Sunday, February 13, 2005

 

Tricky Dick

Writing recently in The Guardian, James Sharpe describes how in writing his new book Dick Turpin: The Myth of the English Highwayman, he found the Turpin legend is not all it's cracked up to be. (For stateside readers, Turpin is sort of their 18th century Jesse James):

Intriguingly, what I could reconstruct of the historical Turpin was totally unlike his modern image. He was just another fairly unpleasant career criminal, and the 18th century had plenty of those. What puzzled me even more was that he attracted no real notoriety in the years after his death. Turpin is the only 18th-century criminal of whom anybody these days has heard. At the time, nobody seemed very interested in keeping his memory alive.

Enter William Harrison Ainsworth. About 20 years ago, the relevant committee at my university fingered me to deliver a public lecture on Turpin, and I had to sit down and find out why and how this nasty thug became a romantic hero.... The answer lay in the book that first shot Ainsworth to fame. This was Rookwood, first published in 1834 and instantly a massive success.
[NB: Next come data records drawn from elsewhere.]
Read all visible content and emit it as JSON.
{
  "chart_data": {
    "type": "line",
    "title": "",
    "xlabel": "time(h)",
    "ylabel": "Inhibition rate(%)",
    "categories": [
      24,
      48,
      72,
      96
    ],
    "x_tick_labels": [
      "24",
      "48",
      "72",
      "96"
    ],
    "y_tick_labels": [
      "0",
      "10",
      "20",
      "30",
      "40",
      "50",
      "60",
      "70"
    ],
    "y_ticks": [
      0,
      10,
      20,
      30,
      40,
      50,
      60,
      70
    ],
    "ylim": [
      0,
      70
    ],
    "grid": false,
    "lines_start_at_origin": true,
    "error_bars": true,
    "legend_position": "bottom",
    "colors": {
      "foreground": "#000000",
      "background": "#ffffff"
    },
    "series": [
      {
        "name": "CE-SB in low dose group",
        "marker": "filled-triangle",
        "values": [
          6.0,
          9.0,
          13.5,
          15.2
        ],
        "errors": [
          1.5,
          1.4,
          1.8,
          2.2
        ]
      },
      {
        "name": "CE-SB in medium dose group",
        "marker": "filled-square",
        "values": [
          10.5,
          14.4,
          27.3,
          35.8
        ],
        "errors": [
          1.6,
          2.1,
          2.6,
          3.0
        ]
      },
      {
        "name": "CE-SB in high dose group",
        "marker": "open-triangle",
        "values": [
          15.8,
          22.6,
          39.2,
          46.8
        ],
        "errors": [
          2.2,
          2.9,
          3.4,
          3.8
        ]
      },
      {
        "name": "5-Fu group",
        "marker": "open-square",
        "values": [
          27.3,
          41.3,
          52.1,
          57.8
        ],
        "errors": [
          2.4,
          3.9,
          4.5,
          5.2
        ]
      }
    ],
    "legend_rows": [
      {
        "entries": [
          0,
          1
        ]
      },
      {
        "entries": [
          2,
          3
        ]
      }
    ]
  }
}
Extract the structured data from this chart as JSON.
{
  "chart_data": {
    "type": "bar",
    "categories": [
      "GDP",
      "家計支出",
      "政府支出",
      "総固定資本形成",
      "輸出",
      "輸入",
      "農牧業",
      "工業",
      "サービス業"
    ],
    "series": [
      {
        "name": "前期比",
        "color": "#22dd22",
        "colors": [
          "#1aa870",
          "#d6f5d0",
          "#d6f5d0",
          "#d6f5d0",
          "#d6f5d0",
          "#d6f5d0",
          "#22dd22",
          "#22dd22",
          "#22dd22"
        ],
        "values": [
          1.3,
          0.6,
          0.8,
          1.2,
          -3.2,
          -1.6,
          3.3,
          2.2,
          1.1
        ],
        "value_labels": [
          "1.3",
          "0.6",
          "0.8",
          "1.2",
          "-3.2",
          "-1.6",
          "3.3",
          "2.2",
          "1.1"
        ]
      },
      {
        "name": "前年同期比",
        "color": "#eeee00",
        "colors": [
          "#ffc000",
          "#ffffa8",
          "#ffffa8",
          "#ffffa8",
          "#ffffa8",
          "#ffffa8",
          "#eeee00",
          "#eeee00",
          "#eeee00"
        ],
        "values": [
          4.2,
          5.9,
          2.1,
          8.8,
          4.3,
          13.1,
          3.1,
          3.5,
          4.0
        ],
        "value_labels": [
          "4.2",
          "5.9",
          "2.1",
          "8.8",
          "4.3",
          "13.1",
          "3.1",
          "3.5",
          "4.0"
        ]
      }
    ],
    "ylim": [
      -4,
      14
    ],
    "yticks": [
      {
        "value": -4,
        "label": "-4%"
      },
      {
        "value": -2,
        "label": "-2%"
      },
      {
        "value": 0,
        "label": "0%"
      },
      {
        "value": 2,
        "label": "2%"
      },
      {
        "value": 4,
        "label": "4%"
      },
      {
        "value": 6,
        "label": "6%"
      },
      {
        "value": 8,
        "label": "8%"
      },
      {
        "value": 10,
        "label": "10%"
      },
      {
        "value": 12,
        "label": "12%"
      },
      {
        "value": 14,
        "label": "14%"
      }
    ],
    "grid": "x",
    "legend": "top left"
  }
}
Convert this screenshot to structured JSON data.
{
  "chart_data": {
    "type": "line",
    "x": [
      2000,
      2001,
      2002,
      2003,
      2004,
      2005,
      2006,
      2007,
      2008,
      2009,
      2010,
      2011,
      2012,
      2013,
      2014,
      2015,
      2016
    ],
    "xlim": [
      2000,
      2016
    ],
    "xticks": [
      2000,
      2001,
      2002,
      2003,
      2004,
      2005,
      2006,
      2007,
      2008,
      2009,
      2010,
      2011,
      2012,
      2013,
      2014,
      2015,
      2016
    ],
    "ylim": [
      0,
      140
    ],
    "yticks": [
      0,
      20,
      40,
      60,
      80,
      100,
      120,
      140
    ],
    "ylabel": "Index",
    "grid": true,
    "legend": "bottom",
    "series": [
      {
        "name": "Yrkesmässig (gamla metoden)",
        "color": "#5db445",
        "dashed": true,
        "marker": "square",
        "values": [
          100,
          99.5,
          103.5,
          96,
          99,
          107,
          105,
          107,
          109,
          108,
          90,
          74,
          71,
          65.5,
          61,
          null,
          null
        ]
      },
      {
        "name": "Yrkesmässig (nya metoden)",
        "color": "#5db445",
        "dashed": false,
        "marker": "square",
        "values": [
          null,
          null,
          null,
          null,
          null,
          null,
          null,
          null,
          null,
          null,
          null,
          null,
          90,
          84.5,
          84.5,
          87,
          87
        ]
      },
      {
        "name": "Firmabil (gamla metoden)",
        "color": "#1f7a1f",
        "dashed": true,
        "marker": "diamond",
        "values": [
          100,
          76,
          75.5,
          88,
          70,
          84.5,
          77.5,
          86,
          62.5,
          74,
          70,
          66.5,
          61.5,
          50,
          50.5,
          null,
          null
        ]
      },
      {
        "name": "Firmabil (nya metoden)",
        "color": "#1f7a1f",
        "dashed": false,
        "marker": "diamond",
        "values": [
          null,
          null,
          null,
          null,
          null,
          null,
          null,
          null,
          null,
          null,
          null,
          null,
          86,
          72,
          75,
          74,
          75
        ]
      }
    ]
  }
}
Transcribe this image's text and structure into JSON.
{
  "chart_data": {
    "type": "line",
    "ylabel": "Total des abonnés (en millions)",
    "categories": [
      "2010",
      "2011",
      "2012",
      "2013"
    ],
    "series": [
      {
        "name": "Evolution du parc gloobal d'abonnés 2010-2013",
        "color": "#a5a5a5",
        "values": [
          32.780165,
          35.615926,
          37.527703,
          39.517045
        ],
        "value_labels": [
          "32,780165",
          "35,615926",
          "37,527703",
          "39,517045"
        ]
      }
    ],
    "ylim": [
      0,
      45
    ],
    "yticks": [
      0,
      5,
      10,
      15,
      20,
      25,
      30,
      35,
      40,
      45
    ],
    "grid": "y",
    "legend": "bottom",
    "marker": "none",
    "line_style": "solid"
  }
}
Ah, the vagaries of fame. I've come across Ainsworth books in used bookshops, but I've never actually read his stuff. Turns out I'm not only one. He's long out of print, and as Sharpe points out, "Turpin lives on, but Ainsworth, his great re-inventor, is forgotten. His career went downhill from about 1850, and he lies in an obscure grave in Kensal Green cemetery, where he was buried in 1882."

Reading Sharpe's account, I found myself wondering why, of all people, didn't Jack Sheppard become a folk figure instead? Here was a criminal whose Newgate Calender writeup really is the stuff of fiction: he was the original Man No Prison Could Hold.

Well, well: a look through Ainsworth's bibliography reveals that in 1839 he also published Jack Sheppard: A Romance, and illustrated by the formidable George Cruikshank, no less. It appears the original editions go for hundreds now, but later editions turn up at least until the 1940s, and they sell quite cheaply. It'll be interesting to see whether Sharpe's new study gets Ainsworth back in print -- or, perhaps, nudges some screenwriter into looking at Turpin or Sheppard's stories.